When it comes to trade spending for the wine industry, it largely falls on the distributors to handle the details and cost. Wineries, however, aren’t completely off the hook.
Providing a certain level of product support for a sales channel — trade spending — is part of doing business as a food and beverage manufacturer. A lot of the same types of activities apply to the wholesale wine business, but there are differences. The main difference stems from it being a product that follows a three-tier system made up of a winery, distributor, and retailer. This system harks back to when prohibition was repealed in 1933, giving individual states the right to manage the sale of alcohol, after which nearly all states implemented a required system where alcoholic beverages were sold to distributors, that then sold to retail locations.
Trade spending takes on many different forms, such as rebate programs, paying for shelf space (known as slotting), or a buy-one-get-one-half off coupon in the Sunday paper. While a distributor handles the bulk of the sales costs, wineries still need to account for depletion allowances, which are promotional expenses offered to the distributors. These provide an incentive for the distributor to deplete inventory — or sell their inventory through to retailers — and are one of the bigger trade-type expenses that wineries incur.
Here’s how it works: A winery sells products to its distributor (the customer), which takes legal title, and then sells to restaurants and supermarkets. As a sales incentive, a winery will offer the distributor a volume discount or some amount off of each case that’s bought from them when the distributor shows proof they’ve depleted the wine stock.
Netted against revenue
Under current U.S. generally accepted accounting principles, trade spending incentives, including depletion allowances and bill backs, are presumed to be a reduction of revenue.

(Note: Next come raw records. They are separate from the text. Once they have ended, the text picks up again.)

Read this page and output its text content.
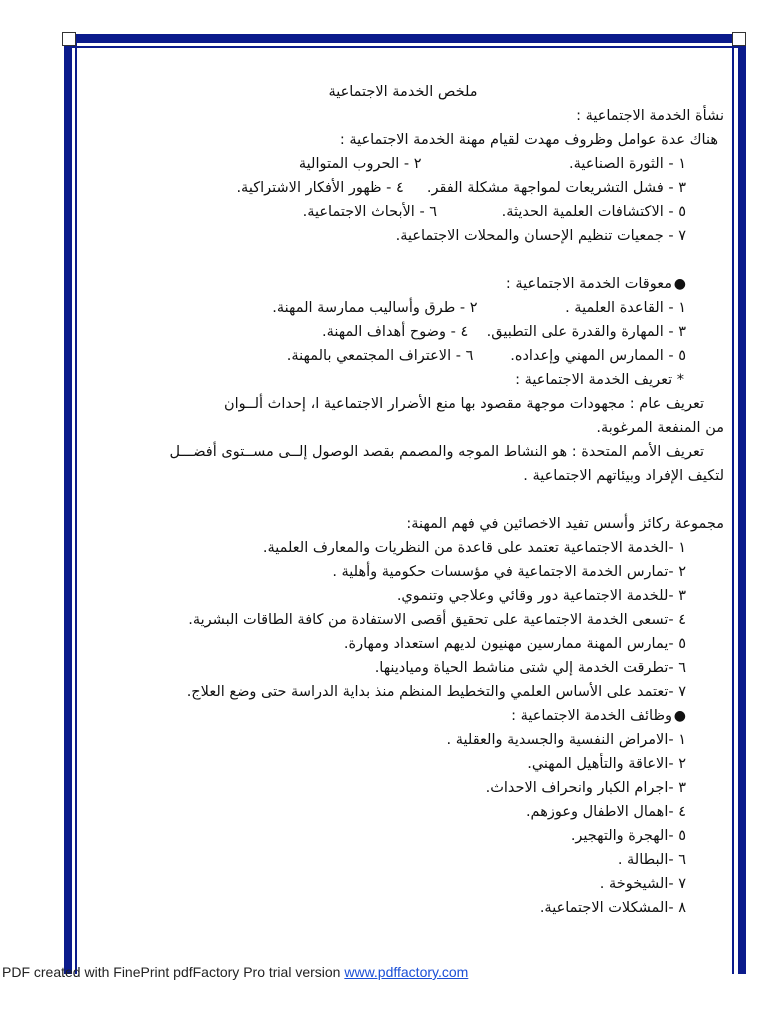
ملخص الخدمة الاجتماعية
نشأة الخدمة الاجتماعية :
هناك عدة عوامل وظروف مهدت لقيام مهنة الخدمة الاجتماعية :
١ - الثورة الصناعية.                                ٢ - الحروب المتوالية
٣ - فشل التشريعات لمواجهة مشكلة الفقر.     ٤ - ظهور الأفكار الاشتراكية.
٥ - الاكتشافات العلمية الحديثة.              ٦ - الأبحاث الاجتماعية.
٧ - جمعيات تنظيم الإحسان والمحلات الاجتماعية.
●
معوقات الخدمة الاجتماعية :
١ - القاعدة العلمية .                   ٢ - طرق وأساليب ممارسة المهنة.
٣ - المهارة والقدرة على التطبيق.    ٤ - وضوح أهداف المهنة.
٥ - الممارس المهني وإعداده.        ٦ - الاعتراف المجتمعي بالمهنة.
* تعريف الخدمة الاجتماعية :
تعريف عام : مجهودات موجهة مقصود بها منع الأضرار الاجتماعية ا، إحداث ألــوان
من المنفعة المرغوبة.
تعريف الأمم المتحدة : هو النشاط الموجه والمصمم بقصد الوصول إلــى مســتوى أفضـــل
لتكيف الإفراد وبيئاتهم الاجتماعية .
مجموعة ركائز وأسس تفيد الاخصائين في فهم المهنة:
١ -الخدمة الاجتماعية تعتمد على قاعدة من النظريات والمعارف العلمية.
٢ -تمارس الخدمة الاجتماعية في مؤسسات حكومية وأهلية .
٣ -للخدمة الاجتماعية دور وقائي وعلاجي وتنموي.
٤ -تسعى الخدمة الاجتماعية على تحقيق أقصى الاستفادة من كافة الطاقات البشرية.
٥ -يمارس المهنة ممارسين مهنيون لديهم استعداد ومهارة.
٦ -تطرقت الخدمة إلي شتى مناشط الحياة وميادينها.
٧ -تعتمد على الأساس العلمي والتخطيط المنظم منذ بداية الدراسة حتى وضع العلاج.
●
وظائف الخدمة الاجتماعية :
١ -الامراض النفسية والجسدية والعقلية .
٢ -الاعاقة والتأهيل المهني.
٣ -اجرام الكبار وانحراف الاحداث.
٤ -اهمال الاطفال وعوزهم.
٥ -الهجرة والتهجير.
٦ -البطالة .
٧ -الشيخوخة .
٨ -المشكلات الاجتماعية.
PDF created with FinePrint pdfFactory Pro trial version www.pdffactory.com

That presumption can be overcome if a company can show it received an identifiable benefit from the expense. To demonstrate that, the benefit must be sufficiently separable in that the company could have entered into a separate transaction with a party other than the product purchaser, which is similar to demonstration costs or advertising.
To that end, here are some items that wineries offer to distributors that typically are presented net against revenue:
- Depletion allowances, including bill backs
- Discounts
- Volume rebates
Wineries are often invoiced, or billed back, by a distributor for certain wineries’ products. These expenses often fall in the netted-against-revenue category.